The transaction, gratifying in itself, is made more so by time. Moung Bah's wish for a fashionable garment was probably inspired by an eloquent hint from the silk dealer, or a glimpse of a Mandalay dandy when the last boat passed through. A week's reflection eked out with clouds of green tobacco smoke and

the enthusiastic advice of his neighbors, a calculation of ways and means, have brought him to a pleasant decision before the boat's return down-stream ; and then, the order  given, there follows a period of blissful anticipation.

If you are traveling up in the boat next voyage you will see Moung Bah sitting on his haunches on the high foreshore of Moda village, chewing betel-nut with apparent calm ; and when the boat is run alongside and the lascars plunge overboard into the Irrawaddy or Ayeyarwady river with a rope to make her fast, and the gangway planks are laid, Moung Bah will walk up gravely to the upper deck and enter into possession of his long-expected purchase. A period of further excitement will follow on his return home, when the fashion­able garment will run the fire of domestic criticism and the loud praise of the village cronies. Business transacted under such conditions is laden with subtle charms for the Oriental. Time, the mere element of hours and minutes, is a thing of no account in a bountiful land where there arc no paupers and no poor law ; in a smiling land where it is always afternoon.

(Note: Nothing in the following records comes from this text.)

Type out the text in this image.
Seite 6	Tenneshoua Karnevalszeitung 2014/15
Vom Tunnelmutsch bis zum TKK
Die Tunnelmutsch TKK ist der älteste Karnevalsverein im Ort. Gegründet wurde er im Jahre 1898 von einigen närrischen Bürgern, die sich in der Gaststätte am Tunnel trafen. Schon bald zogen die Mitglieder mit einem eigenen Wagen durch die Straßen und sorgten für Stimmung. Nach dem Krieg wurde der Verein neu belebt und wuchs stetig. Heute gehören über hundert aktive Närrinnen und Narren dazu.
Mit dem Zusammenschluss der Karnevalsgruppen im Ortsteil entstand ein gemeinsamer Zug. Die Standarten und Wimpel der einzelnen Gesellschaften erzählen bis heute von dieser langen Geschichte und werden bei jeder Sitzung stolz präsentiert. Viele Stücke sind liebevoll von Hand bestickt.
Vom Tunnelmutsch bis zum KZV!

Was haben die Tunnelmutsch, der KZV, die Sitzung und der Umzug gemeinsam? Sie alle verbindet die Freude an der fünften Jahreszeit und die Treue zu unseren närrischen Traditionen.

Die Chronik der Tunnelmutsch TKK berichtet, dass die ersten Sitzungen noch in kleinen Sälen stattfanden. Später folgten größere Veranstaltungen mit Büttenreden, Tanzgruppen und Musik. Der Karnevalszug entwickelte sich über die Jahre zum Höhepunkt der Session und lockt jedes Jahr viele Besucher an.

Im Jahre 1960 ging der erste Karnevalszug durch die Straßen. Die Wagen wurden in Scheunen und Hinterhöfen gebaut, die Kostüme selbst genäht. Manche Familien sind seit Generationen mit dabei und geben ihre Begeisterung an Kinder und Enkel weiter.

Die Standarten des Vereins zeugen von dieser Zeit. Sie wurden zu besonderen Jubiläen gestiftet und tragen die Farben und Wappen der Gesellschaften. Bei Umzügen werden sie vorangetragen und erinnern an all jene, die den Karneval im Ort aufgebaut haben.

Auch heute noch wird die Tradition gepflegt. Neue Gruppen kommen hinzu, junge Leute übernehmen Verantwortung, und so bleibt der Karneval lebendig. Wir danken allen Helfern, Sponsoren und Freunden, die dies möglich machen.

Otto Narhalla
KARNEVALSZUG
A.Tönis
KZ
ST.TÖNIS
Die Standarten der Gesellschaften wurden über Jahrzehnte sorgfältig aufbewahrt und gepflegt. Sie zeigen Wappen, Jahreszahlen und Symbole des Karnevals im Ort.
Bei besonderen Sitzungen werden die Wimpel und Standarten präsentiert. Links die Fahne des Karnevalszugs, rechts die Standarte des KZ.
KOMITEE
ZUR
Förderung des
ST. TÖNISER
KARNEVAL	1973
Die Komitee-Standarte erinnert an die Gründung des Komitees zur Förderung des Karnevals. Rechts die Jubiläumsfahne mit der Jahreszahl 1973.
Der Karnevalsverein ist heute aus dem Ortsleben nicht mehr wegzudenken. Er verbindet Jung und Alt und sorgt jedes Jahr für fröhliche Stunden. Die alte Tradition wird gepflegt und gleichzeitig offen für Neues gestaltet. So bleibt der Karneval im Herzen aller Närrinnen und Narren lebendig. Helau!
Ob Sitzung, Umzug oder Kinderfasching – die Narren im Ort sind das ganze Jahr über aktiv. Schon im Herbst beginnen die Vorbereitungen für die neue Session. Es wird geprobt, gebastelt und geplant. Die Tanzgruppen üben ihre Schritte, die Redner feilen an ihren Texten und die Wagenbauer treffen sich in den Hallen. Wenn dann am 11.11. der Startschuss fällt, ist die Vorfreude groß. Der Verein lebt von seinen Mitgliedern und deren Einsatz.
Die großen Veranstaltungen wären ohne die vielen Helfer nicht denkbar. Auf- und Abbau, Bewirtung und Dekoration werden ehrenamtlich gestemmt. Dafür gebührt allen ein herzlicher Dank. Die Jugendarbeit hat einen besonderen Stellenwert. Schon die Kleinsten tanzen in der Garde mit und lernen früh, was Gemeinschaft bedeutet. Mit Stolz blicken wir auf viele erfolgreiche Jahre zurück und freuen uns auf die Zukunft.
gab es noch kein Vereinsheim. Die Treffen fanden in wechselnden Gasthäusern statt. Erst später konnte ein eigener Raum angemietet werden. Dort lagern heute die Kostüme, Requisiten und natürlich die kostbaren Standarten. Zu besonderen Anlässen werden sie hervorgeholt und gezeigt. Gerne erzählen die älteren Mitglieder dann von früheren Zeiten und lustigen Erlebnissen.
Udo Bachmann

The deck of a cargo-boat is itself a microcosm of Myanmar life. Down the centre there is the long double line of stalls, back to back, each stall separated from its neighbor by a row of bales or boxes; and in the small square spaces between, the stallholders have their habitation. Here at all hours you see them seated on gay carpets, reclining on soft quilts, slumbering under silken tartans, flirting, gossiping, smoking contentedly, or playing animated chess. A Burmese game of chess is an unique entertainment. Everything pertaining to it is of massive proportions. The chessboard is of solid wood nearly two feet square ; the squares look gigantic ; the pieces, rudely carved, are made to stand hard usage, for the Myanmars throws a curious vigor into his play, each piece being brought down on the board with a sounding thwack. In addition to the players there is always a group of friends and self-constituted advisers round the chessboard. Each of these takes a keen interest in the game and pours forth his advice with great eagerness. The player, with an amiable superior smile, plays his own game, and when this is at variance with proffered advice each move is followed by long-drawn sounds of pessimistic regret and resolute head-shaking. One or two spectators who do not understand the game look on in silence, smoking their long green cheroots in a manner suggestive of deep and concentrated thought. The game, in short, is interesting, because there is so much human interest in it.

The flats in tow of a cargo-steamer are occupied as a rule by a poorer class of stallholders than those in the steamer itself. Silks, cotton goods, fur coats, socks, linen, china, pottery, ironware, and the gewgaws of vanity here give way to the necessities of life—to salt and onions, piles of imported flour, molasses in little rhomboids like toffee, sugar in crystal­line heaps, baskets of potatoes, red and yellow chilies, and raw produce of the most bewildering variety. Most of the stallholders here are women. The atmosphere is wholly different from that in the adjoining steamer. The curtains are let down and a soft half-light pervades the flat. In the dim vista, broken here and there by bars of light in which the myriad motes riot, women lie asleep resting against soft flour-bags, or sit chatting in undertones in small groups. In this way the hours and weeks pass by, till they grow to years, and in some cases a lifetime.